Carmiña Masi, periodista paraguaya expulsada de Gran Hermano por insultos racistas contra Mavinga, como llamarla 'negra esclava recién bajada del barco', genera un intenso debate que divide opiniones en Paraguay y Argentina.
Melisa Guerrero, colega desde Paraguay, explicó que Carmiña es influyente, querida y odiada por su estilo crudo sin filtros en televisión, radio y Vía Real. Al inicio de su carrera criticó el guaraní, convirtiéndose en villana, pero siempre se mostró auténtica, aunque esta vez cruzó límites con discriminación y xenofobia.
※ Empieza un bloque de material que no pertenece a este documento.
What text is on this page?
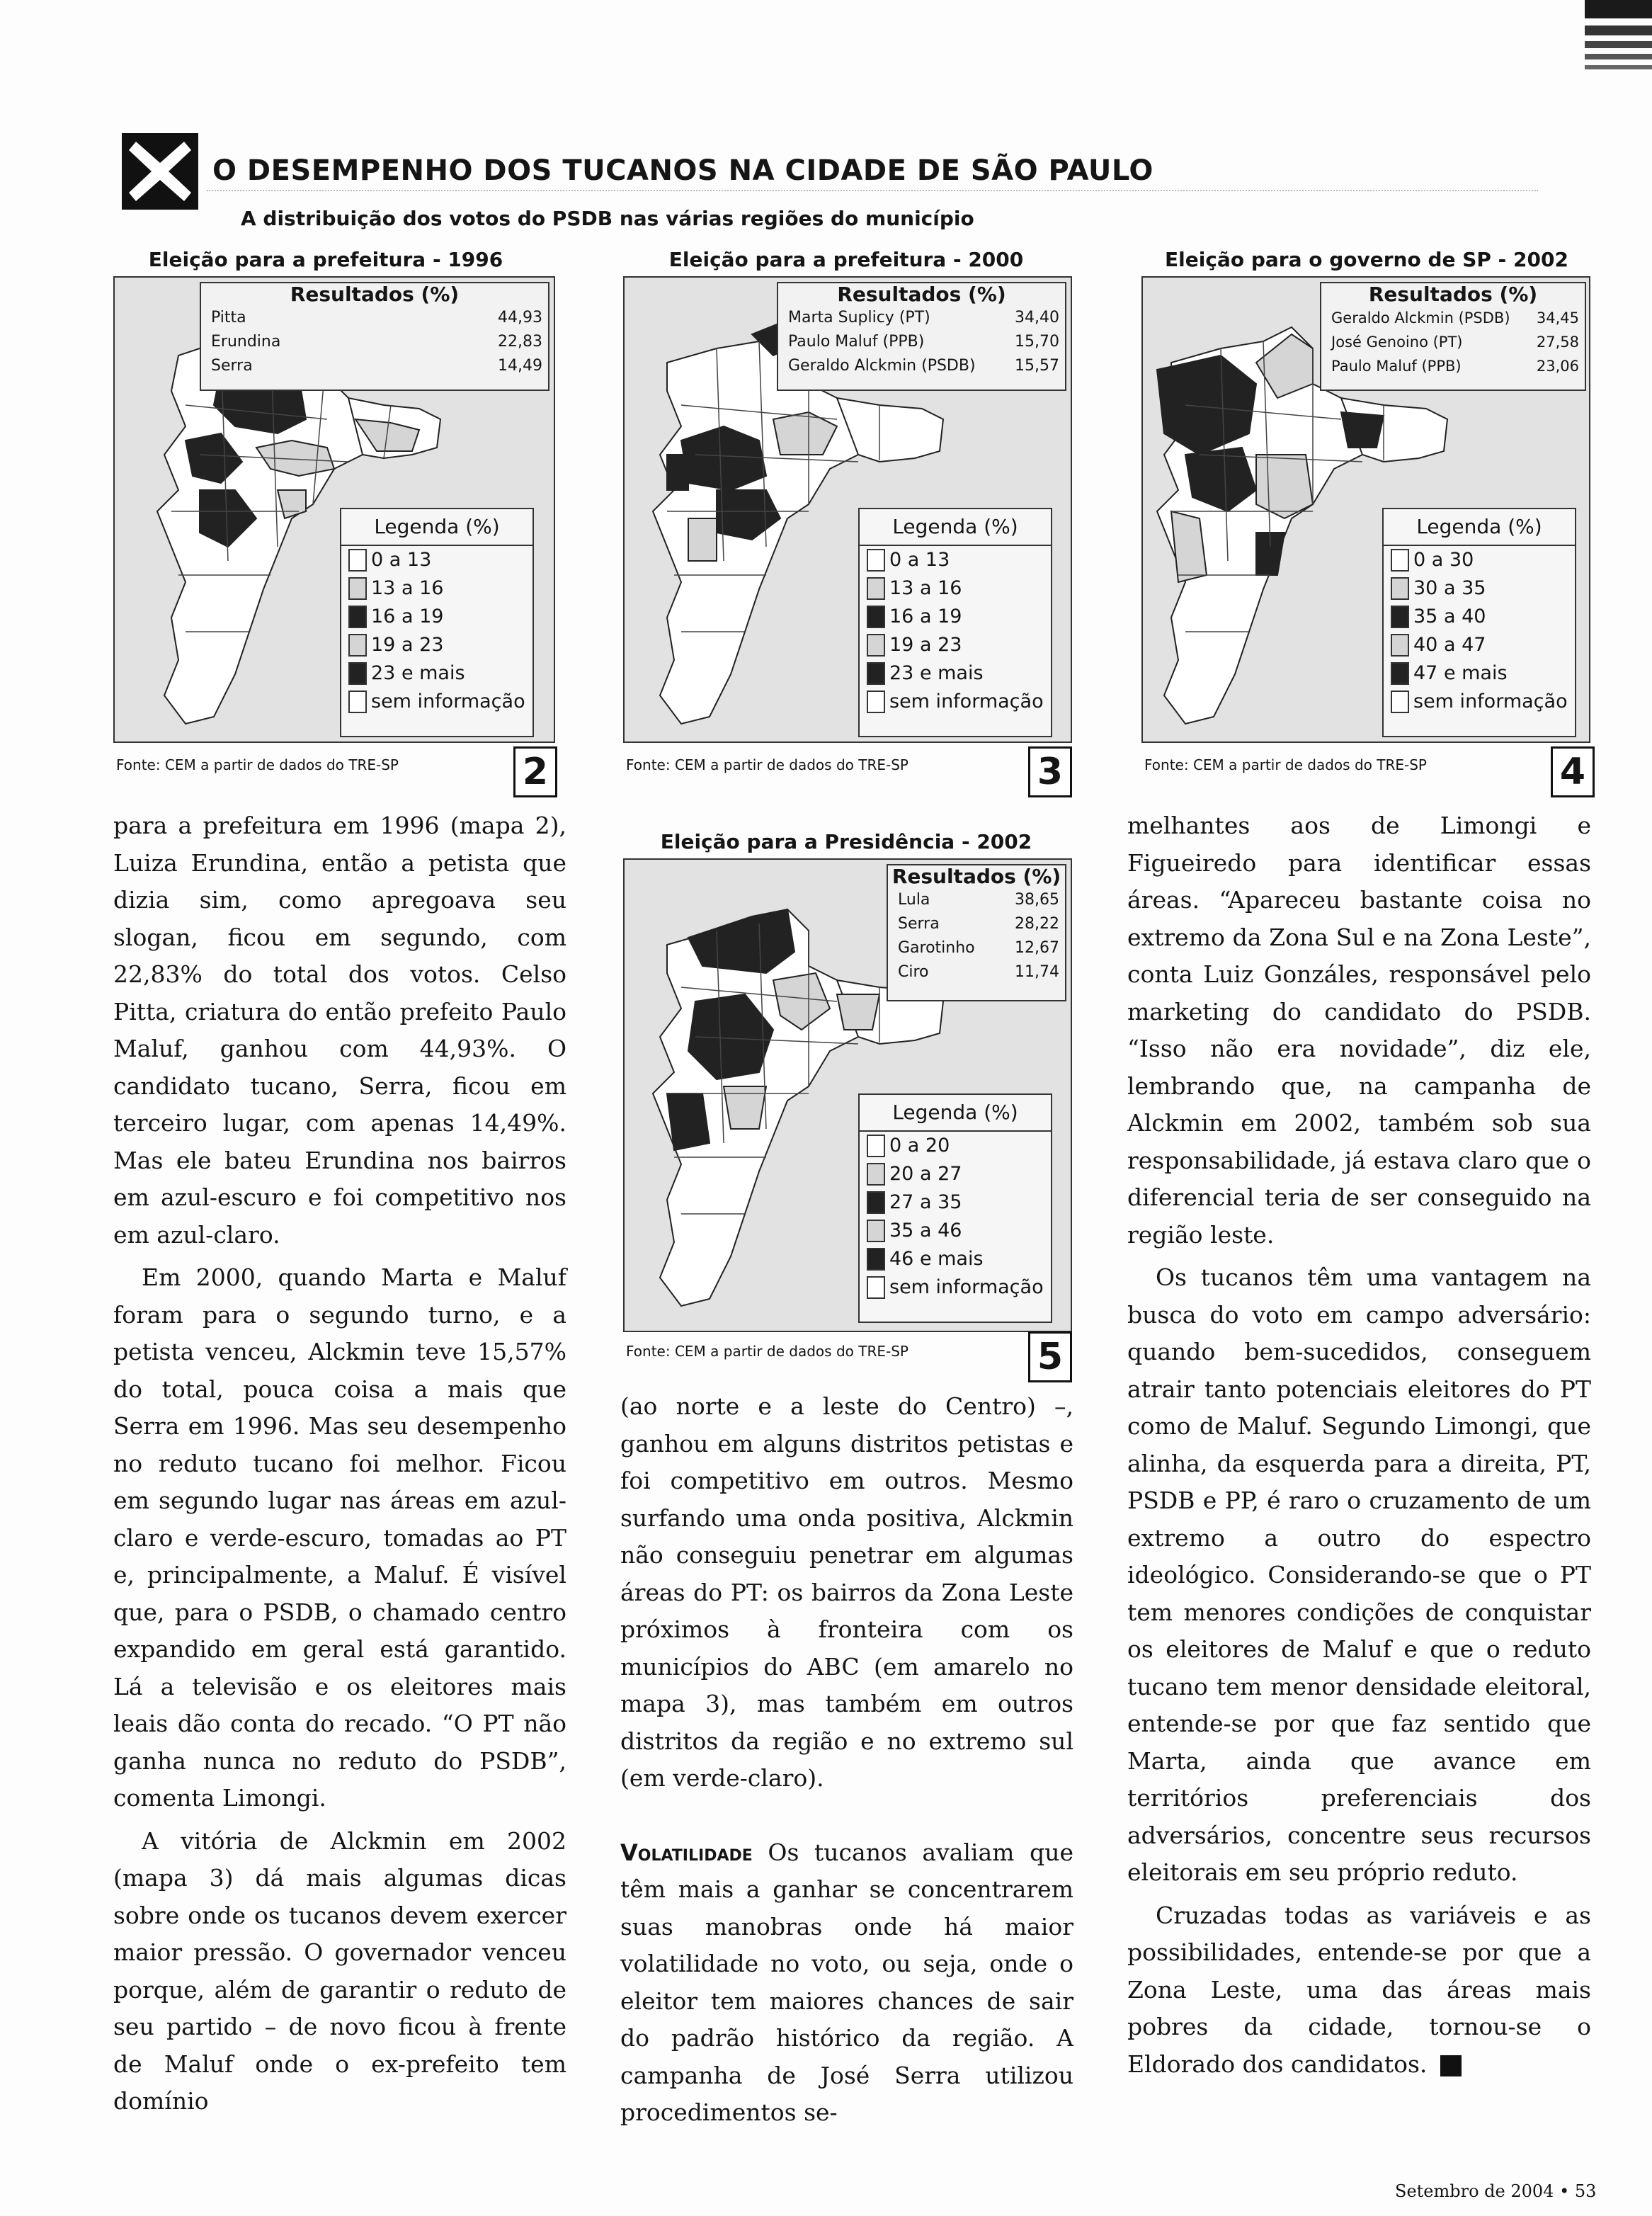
O DESEMPENHO DOS TUCANOS NA CIDADE DE SÃO PAULO
A distribuição dos votos do PSDB nas várias regiões do município
Eleição para a prefeitura - 1996
Resultados (%)
Pitta	44,93
Erundina	22,83
Serra	14,49
Legenda (%)
0 a 13
13 a 16
16 a 19
19 a 23
23 e mais
sem informação
Fonte: CEM a partir de dados do TRE-SP	2
Eleição para a prefeitura - 2000
Resultados (%)
Marta Suplicy (PT)	34,40
Paulo Maluf (PPB)	15,70
Geraldo Alckmin (PSDB)	15,57
Legenda (%)
0 a 13
13 a 16
16 a 19
19 a 23
23 e mais
sem informação
Fonte: CEM a partir de dados do TRE-SP	3
Eleição para o governo de SP - 2002
Resultados (%)
Geraldo Alckmin (PSDB) 34,45
José Genoino (PT)	27,58
Paulo Maluf (PPB)	23,06
Legenda (%)
0 a 30
30 a 35
35 a 40
40 a 47
47 e mais
sem informação
Fonte: CEM a partir de dados do TRE-SP	4
Eleição para a Presidência - 2002
Resultados (%)
Lula	38,65
Serra	28,22
Garotinho	12,67
Ciro	11,74
Legenda (%)
0 a 20
20 a 27
27 a 35
35 a 46
46 e mais
sem informação
Fonte: CEM a partir de dados do TRE-SP	5

para a prefeitura em 1996 (mapa 2), Luiza Erundina, então a petista que dizia sim, como apregoava seu slogan, ficou em segundo, com 22,83% do total dos votos. Celso Pitta, criatura do então prefeito Paulo Maluf, ganhou com 44,93%. O candidato tucano, Serra, ficou em terceiro lugar, com apenas 14,49%. Mas ele bateu Erundina nos bairros em azul-escuro e foi competitivo nos em azul-claro.

Em 2000, quando Marta e Maluf foram para o segundo turno, e a petista venceu, Alckmin teve 15,57% do total, pouca coisa a mais que Serra em 1996. Mas seu desempenho no reduto tucano foi melhor. Ficou em segundo lugar nas áreas em azul-claro e verde-escuro, tomadas ao PT e, principalmente, a Maluf. É visível que, para o PSDB, o chamado centro expandido em geral está garantido. Lá a televisão e os eleitores mais leais dão conta do recado. “O PT não ganha nunca no reduto do PSDB”, comenta Limongi.

A vitória de Alckmin em 2002 (mapa 3) dá mais algumas dicas sobre onde os tucanos devem exercer maior pressão. O governador venceu porque, além de garantir o reduto de seu partido – de novo ficou à frente de Maluf onde o ex-prefeito tem domínio

(ao norte e a leste do Centro) –, ganhou em alguns distritos petistas e foi competitivo em outros. Mesmo surfando uma onda positiva, Alckmin não conseguiu penetrar em algumas áreas do PT: os bairros da Zona Leste próximos à fronteira com os municípios do ABC (em amarelo no mapa 3), mas também em outros distritos da região e no extremo sul (em verde-claro).

Volatilidade Os tucanos avaliam que têm mais a ganhar se concentrarem suas manobras onde há maior volatilidade no voto, ou seja, onde o eleitor tem maiores chances de sair do padrão histórico da região. A campanha de José Serra utilizou procedimentos se-

melhantes aos de Limongi e Figueiredo para identificar essas áreas. “Apareceu bastante coisa no extremo da Zona Sul e na Zona Leste”, conta Luiz Gonzáles, responsável pelo marketing do candidato do PSDB. “Isso não era novidade”, diz ele, lembrando que, na campanha de Alckmin em 2002, também sob sua responsabilidade, já estava claro que o diferencial teria de ser conseguido na região leste.

Os tucanos têm uma vantagem na busca do voto em campo adversário: quando bem-sucedidos, conseguem atrair tanto potenciais eleitores do PT como de Maluf. Segundo Limongi, que alinha, da esquerda para a direita, PT, PSDB e PP, é raro o cruzamento de um extremo a outro do espectro ideológico. Considerando-se que o PT tem menores condições de conquistar os eleitores de Maluf e que o reduto tucano tem menor densidade eleitoral, entende-se por que faz sentido que Marta, ainda que avance em territórios preferenciais dos adversários, concentre seus recursos eleitorais em seu próprio reduto.

Cruzadas todas as variáveis e as possibilidades, entende-se por que a Zona Leste, uma das áreas mais pobres da cidade, tornou-se o Eldorado dos candidatos.

Setembro de 2004 • 53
El panel coincidió en que el reality permite peleas con respeto, pero los dichos de Carmiña violaron la cláusula del contrato que prohíbe discriminar, sintiéndose ella superior. Algunos argentinos y paraguayos la defendieron por generar rating y show, mientras otros condenaron los insultos como perversos e inaceptables.
En un video mostrado, Carmiña defendió su posición en la sala de sentencia, hablando de vetos y complots, acostumbrada a polémicas como en el Bailando de Paraguay. Su pareja la apoya, pero para el programa se volvió un personaje nefasto, expulsada directamente sin que adentro de la casa entendieran el motivo completo.